Telluride Daily Planet, Sunday, December 9, 2012
Dear Santa,
It’s three in the morning, if that tells you anything.
I’ve tried every one of my sleep remedies except the self-hypnosis CD, which… well, too bad you can’t just slap it in and let someone lull you down, but you have to learn the routine and I haven’t gotten there yet. Generally, I start with a passionflower tincture. Then if that doesn’t work, a valerian cap. Then Calms-Forte. Then I go into deep breathing and shoulder dropping and relaxing my eyeballs out of that text-reading position and into the far-horizon one, as if staring out over snow or sand or spume just as far as closed eyes can see.
My last resort is always the same: I tell myself that sleep doesn’t matter that much, so it doesn’t really matter if you don’t get enough of it some nights. Eventually, though, human beings do need rest and rapid eye movements; so, then, I think briefly about tossing back half a Valium with a squirt of St. John’s wort… but generally don’t. Tonight, as the stars throb and gleam in their deep vacuum of space, I’m writing you instead.
You’d think I was asking for sleep for Christmas or something, after all that! Seems a bit rude to me — like asking for a blindfold during the Nutcracker of life. But, yes, on a side note, if you can slip me some fairy dust every once in a while to knock me out, I’d be grateful. Oh, and more dreams like that recent one where Richard Gere has a note delivered to me (with a key in a Ziploc) about meeting him at Hotel Valencia for the one night he’ll be there. Gosh, that might be all I ever need, really. Next time, I’d like not to wake up in the middle of furiously texting him back from the Thunderdome. As a matter of face, let’s eliminate the Thunderdome completely, however much I like the idea of Richard Gere in my post-apocalyptic world.

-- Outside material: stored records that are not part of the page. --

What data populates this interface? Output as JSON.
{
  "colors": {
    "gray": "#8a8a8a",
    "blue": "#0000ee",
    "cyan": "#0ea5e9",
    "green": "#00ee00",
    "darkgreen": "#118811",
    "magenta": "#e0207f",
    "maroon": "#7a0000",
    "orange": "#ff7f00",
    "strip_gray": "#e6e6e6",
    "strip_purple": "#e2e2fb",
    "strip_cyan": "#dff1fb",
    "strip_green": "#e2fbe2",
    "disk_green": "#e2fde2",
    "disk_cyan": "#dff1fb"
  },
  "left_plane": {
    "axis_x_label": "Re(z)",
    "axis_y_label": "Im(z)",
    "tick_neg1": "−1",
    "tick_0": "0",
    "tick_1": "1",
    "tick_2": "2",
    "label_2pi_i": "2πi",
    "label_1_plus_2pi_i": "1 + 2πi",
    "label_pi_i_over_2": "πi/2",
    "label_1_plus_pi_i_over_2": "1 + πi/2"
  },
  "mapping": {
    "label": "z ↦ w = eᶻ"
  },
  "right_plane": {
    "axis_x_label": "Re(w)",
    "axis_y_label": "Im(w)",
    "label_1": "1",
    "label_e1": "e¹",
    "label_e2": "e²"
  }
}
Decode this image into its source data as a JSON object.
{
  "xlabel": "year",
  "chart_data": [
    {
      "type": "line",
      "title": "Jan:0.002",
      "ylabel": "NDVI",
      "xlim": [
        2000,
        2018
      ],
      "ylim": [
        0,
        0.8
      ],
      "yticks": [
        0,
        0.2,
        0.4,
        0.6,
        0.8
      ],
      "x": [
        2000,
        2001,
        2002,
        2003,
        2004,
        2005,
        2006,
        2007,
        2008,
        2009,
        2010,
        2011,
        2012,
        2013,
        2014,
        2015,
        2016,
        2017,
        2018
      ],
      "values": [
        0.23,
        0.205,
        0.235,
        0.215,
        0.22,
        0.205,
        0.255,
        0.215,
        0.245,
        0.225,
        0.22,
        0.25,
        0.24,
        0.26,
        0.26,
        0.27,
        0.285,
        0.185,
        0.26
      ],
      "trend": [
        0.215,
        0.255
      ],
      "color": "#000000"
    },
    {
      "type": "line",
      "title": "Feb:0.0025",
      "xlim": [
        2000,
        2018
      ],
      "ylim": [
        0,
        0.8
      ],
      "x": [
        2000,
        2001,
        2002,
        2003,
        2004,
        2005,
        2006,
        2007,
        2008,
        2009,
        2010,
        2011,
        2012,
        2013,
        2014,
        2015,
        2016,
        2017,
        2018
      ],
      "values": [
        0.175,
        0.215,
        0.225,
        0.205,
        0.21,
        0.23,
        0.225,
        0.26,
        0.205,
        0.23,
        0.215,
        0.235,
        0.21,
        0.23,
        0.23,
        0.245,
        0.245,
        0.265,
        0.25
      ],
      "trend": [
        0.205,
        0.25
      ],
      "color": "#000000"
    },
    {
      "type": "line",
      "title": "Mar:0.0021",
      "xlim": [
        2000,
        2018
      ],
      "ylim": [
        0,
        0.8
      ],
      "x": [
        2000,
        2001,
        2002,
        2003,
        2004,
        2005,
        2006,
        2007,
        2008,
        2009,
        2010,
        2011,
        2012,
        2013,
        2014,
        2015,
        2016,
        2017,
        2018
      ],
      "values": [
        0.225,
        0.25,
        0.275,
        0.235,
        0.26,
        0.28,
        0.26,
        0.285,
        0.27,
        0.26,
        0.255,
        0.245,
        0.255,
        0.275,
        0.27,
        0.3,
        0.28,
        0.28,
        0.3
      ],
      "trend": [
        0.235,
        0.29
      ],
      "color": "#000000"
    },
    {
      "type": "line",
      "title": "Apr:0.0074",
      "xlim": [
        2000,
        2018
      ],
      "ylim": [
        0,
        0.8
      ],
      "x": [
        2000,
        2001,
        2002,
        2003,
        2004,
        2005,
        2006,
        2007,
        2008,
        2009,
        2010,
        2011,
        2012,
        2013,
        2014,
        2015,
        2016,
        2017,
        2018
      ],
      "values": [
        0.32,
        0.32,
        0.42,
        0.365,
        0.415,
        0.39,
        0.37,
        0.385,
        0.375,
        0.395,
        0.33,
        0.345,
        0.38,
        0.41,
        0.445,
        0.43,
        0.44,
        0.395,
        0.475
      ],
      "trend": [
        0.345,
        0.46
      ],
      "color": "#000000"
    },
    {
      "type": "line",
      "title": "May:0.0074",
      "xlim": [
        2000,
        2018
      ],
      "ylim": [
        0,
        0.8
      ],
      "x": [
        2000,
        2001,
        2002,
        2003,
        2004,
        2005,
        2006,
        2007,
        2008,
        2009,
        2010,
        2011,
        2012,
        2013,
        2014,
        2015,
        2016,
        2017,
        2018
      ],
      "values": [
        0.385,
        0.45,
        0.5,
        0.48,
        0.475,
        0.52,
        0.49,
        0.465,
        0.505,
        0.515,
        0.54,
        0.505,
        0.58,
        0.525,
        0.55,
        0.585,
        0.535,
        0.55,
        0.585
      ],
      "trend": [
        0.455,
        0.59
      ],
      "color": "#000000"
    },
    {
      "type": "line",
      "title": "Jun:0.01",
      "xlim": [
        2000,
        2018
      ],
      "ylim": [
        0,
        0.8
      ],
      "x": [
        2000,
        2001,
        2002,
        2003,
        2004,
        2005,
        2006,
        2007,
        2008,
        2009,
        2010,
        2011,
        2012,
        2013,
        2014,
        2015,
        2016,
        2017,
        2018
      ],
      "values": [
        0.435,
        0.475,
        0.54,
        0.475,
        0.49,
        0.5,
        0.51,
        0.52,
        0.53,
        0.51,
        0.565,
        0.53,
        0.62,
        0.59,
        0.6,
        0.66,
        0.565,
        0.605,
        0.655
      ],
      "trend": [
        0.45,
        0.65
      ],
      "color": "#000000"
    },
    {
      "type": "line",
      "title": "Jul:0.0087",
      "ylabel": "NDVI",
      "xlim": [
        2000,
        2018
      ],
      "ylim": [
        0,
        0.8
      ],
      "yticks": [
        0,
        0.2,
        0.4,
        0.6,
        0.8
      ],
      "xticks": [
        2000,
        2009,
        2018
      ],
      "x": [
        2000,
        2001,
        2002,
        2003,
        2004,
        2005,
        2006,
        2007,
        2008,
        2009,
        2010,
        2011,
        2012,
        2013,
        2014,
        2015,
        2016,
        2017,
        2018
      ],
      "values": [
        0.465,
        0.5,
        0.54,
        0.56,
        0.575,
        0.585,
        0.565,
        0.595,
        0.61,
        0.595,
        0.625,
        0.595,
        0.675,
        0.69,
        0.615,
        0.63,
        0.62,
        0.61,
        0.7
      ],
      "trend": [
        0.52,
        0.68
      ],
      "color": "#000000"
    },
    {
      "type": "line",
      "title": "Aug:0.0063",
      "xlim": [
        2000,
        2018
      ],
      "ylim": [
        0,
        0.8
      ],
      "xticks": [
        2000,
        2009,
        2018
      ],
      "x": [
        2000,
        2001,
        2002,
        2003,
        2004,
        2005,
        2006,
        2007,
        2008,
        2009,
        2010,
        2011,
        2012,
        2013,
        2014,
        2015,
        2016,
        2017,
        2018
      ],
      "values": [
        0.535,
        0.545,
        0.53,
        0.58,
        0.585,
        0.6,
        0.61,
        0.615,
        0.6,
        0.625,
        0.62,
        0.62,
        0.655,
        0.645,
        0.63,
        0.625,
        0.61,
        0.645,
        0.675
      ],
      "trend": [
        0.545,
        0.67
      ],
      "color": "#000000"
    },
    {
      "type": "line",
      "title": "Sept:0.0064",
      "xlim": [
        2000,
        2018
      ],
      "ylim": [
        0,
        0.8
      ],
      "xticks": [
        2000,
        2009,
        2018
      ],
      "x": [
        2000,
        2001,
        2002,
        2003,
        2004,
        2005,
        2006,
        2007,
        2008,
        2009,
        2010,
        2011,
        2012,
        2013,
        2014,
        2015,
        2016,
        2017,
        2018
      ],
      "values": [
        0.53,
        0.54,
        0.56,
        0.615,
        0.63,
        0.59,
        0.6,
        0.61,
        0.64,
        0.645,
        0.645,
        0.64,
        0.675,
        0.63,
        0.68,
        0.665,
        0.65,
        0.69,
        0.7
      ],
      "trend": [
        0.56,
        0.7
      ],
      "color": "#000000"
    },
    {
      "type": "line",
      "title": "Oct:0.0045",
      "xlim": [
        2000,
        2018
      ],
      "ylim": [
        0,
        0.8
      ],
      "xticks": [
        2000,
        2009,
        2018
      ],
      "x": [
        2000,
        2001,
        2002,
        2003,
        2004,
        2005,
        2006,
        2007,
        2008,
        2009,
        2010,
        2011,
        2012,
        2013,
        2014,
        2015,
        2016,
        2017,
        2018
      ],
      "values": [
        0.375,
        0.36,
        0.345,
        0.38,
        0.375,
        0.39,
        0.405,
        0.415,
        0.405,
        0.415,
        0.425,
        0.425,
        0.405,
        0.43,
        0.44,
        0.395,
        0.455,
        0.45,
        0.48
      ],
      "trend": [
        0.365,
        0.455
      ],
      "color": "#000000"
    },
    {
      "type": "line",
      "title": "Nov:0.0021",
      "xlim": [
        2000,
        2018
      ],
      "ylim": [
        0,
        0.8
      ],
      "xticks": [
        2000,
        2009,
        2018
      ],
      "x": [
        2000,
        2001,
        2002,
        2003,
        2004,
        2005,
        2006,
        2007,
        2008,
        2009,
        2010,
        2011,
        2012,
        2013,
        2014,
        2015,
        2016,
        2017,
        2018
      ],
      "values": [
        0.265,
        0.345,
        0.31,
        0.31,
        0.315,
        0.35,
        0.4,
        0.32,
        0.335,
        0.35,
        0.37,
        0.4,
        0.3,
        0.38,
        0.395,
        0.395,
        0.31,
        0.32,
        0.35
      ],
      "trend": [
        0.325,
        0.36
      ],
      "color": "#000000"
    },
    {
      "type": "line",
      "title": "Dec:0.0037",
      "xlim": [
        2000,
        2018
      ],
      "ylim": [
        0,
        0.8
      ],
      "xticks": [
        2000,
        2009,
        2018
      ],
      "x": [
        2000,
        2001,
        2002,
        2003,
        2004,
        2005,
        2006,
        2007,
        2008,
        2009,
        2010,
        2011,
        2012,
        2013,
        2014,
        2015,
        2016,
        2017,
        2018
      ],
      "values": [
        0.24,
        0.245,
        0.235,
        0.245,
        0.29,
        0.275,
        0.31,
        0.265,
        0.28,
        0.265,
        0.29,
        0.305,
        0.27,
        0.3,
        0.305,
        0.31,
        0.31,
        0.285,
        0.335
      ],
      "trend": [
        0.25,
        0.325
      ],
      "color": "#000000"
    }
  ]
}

Anyway, you know this, of course, about my childhood: three in the morning is about the time, on Christmas eve, that I would pop awake for a brief spell and pad down to see if the cookies and milk I’d set out for you were gone. At the same time, it was as if my whole head was sprouting ears – instant chia seed antennae — for hearing even the faintest, most distant and mellifluous sound of your sleigh bells. Ching, ching, ching.
All those years dreaming of a cheerful ribbon of northern lights, reindeer air-galloping, pulling your mysterious Swedish-fish-and-loaves, ever replenishing version of a sled, loaded down with every conceivable elf-made toy, from Twister to Creepy Crawlers and Picadoo, two coveted items you would have had to have been around in the 60s to appreciate. Consisting of little aluminum molds out of which were made spiders and quilt-like squares with something called Plastigoop. From Mattel. We cooked plastic in aluminum squares, without ventilation, for fun. And you let us!
In those years of waking up to a black sky and imagining a rainbow of sparkle hoof prints and sleigh contrails so vividly, it was like a permanent swipe had been tattooed across my heart. A banner reading, “Believe or die.”
Naturally, it was the anticipation of Christmas I internalized – sealed with carols, and cookies, and crafts, and the smell of pine — this idea that normal life had been suspended and compressed into a five-sense present moment. In the waiting-hoping place, everything was, on a quantum level, different in my brain and heart. Like glass, it was neither liquid nor solid but some soft, sweet, stretchy, magnanimous in-between state. One of possibility.
What is this place, where anticipation has not yet allowed expectation to turn it from sweet cream to sour milk? Where hope floats instead of blindly groping for the life ring? Where the plasticity of our faculties and talents — and of life itself — become self-evident, like Silly Putty in our hands?
Whatever it is, can you pipe in a little from my childhood this Christmas? Just get me started. Let me jump on the trampoline of make-believe and bounce until I’m high enough to feel that moment of suspension, that sustained moment where everything – absolutely everything — of great importance happens.